Markets overreacting to Greek crisis: German economist
The financial markets are overreacting to the Greek crisis and a bailout of Greece by the EU would cost less than Germany paid to rescue its Hypo Real Estate bank, a top German economist said yesterday. "The markets are currently taking a very...
The financial markets are overreacting to the Greek crisis and a bailout of Greece by the EU would cost less than Germany paid to rescue its Hypo Real Estate bank, a top German economist said yesterday.
"The markets are currently taking a very one-sided view of things," Deutsche Bank's former chief economist Norbert Walter said in an interview with the Austrian daily Der Standard.
"Greece is being pilloried. The market reactions are generating problems, which are primarily built on speculation but which then turn into reality," Mr Walter said.
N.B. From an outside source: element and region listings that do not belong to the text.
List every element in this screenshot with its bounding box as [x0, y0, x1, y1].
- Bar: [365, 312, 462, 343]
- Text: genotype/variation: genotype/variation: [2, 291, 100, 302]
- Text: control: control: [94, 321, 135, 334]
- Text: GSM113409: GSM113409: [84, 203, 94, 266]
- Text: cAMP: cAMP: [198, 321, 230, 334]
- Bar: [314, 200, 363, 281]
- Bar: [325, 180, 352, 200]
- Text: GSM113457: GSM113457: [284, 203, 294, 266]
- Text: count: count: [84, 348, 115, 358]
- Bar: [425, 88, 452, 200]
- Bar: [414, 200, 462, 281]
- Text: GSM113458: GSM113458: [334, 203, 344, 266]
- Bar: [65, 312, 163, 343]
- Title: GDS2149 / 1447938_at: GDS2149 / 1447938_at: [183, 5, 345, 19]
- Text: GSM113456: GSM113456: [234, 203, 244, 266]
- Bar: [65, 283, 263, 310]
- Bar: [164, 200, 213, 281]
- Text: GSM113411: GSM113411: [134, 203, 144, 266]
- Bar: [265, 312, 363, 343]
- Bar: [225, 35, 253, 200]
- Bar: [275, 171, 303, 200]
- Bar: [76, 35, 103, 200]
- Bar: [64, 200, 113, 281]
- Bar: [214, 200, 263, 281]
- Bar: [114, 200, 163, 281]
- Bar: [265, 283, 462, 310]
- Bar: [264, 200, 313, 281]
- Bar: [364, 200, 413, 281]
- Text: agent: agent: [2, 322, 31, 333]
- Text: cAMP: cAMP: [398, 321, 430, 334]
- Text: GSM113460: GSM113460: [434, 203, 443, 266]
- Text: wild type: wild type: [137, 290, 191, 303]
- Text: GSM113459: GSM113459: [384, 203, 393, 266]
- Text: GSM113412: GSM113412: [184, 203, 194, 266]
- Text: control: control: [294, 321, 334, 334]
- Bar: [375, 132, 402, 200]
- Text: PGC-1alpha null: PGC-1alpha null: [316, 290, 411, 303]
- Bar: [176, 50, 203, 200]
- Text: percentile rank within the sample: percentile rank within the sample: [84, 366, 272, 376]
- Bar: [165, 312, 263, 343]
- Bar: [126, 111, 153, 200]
"Hypo Real Estate cost Germany more than €100 billion. Greece is therefore smaller than what we've already experienced," Mr Walter said.
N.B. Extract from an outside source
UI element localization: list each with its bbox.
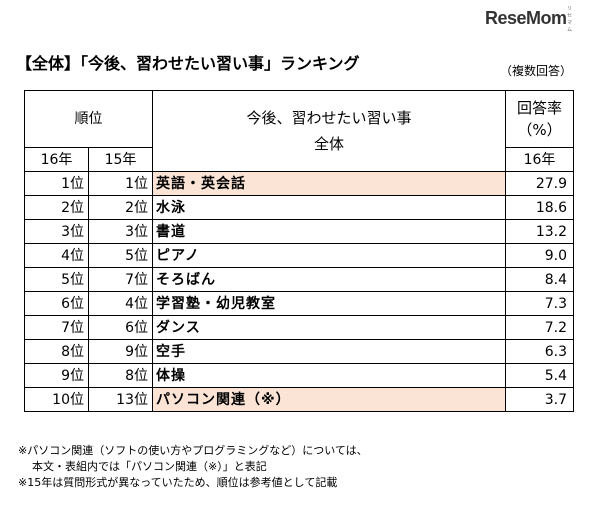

Hypo Real Estate (HRE) collapsed in late 2008 amid a global crisis owing to investment mistakes made by its German-Irish subsidiary Depfa.
The bank received a rescue package worth a total of €50 billion from a consortium that included the federal government, the central bank and private institutions.
The property lender has also benefited from access to a total of €102 billion in state loan guarantees.
Another leading German economist, Martin Huefner, told the daily Salzburger Nachrichten that Berlin, in particular, was managing the Greek crisis "miserably".